Casey Woo is the Co-Founder of Operators Guild, a community of leading technology finance and operations leaders, and the General Partner at FOG Ventures. Casey was previously the CFO of Landing, Global Head of Strategic Finance at WeWork, and COO and CFO of ZOZI (acquired by Peek).
In the last few days, the tech world has been abuzz about ChatGPT, an artificial intelligence (AI) chatbot released by San Francisco startup OpenAI for public testing. ChatGPT has amazed the tech space with its ability to provide eerily accurate and human-like answers, prompting discussion about AI coming for knowledge workers and replacing Google.
“It might be over for financial analysts,” declared one post from a Twitter influencer. The post, which received 8,141 likes, shared a screenshot of ChatGPT’s code to automate a discounted cash flow model.
So why don’t I think AI will take over the finance function? Don’t just take my word for it. I asked ChatGPT to write an intro to this post, and this is what it said:
“Artificial intelligence has the potential to revolutionize many industries, including finance. However, despite its impressive capabilities, it is unlikely that AI will entirely take over the finance function at companies. In this article, we will explore some of the reasons why AI may not be able to fully replace human workers in finance, such as the complexity and nuance of the field, the importance of interpersonal skills, and the potential lack of trust in AI among consumers. While AI may be able to assist with certain aspects of finance, it is important to recognize its limitations and the continued importance of human expertise in the industry.”

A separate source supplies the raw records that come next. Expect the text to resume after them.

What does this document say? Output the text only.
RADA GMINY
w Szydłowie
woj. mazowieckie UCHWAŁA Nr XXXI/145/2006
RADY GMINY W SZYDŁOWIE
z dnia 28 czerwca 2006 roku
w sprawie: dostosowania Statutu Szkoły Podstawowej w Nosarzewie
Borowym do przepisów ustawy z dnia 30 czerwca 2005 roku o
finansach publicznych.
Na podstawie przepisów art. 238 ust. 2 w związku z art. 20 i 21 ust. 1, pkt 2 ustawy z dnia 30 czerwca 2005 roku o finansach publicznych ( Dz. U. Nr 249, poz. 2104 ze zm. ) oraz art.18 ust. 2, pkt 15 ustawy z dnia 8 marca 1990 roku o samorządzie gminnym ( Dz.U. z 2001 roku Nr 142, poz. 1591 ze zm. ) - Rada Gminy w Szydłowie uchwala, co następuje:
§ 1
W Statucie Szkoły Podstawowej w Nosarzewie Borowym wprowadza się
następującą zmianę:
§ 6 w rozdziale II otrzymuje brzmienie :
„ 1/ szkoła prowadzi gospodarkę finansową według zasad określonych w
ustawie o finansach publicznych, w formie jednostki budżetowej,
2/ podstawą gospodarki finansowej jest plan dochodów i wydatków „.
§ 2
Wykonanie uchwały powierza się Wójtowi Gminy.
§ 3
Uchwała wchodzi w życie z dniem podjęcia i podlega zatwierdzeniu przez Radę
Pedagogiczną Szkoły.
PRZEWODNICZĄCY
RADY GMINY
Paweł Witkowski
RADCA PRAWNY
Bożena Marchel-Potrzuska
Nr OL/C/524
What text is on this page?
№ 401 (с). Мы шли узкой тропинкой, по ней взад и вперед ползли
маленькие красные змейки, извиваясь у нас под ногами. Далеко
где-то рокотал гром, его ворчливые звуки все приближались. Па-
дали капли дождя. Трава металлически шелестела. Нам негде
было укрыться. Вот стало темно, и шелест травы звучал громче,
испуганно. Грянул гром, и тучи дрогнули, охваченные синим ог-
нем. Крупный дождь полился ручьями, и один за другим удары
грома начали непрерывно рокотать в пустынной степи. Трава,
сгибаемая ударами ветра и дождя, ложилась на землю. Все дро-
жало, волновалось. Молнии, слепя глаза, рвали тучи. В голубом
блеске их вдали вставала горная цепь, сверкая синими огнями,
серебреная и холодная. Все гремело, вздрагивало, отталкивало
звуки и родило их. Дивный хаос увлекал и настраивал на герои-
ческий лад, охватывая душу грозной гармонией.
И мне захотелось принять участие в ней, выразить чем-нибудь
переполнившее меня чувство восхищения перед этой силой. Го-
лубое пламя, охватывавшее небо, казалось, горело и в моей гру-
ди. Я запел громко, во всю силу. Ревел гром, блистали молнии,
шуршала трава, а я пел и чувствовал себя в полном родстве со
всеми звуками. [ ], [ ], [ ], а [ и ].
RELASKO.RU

When it comes down to it, “business” is a bunch of humans deciding to work together on building something to sell to other humans that hopefully generates more profit than it costs to run the show. The components of business = humans + process + systems. All of these need to work well together to grow the business.
The human part of business drives business strategy. This requires an understanding of company goals and the interconnected relationship among different functions of the business, as well as the tangible and intangible downstream effects of decisions. Fostering collaboration requires empathy, emotional intelligence, and interpersonal connection, which AI can’t replicate (yet).
The systems (FP&A software, spreadsheets) and processes (using DCF to help value a project) shouldn’t be confused with the human variable. AI and other technological advances can reduce the burden of processes and improve tools, freeing up finance teams to spend a greater percentage of their time doing the “human” part. Finance teams can leverage AI and FP&A software platforms to reduce or eliminate repetitive, time-consuming, manual tasks, such as cleaning data, automating reporting, and running through reams of transactional data to extract insights.
So, finance leaders and their teams shouldn’t be scared of AI. Partnering with AI means that humans can do their best.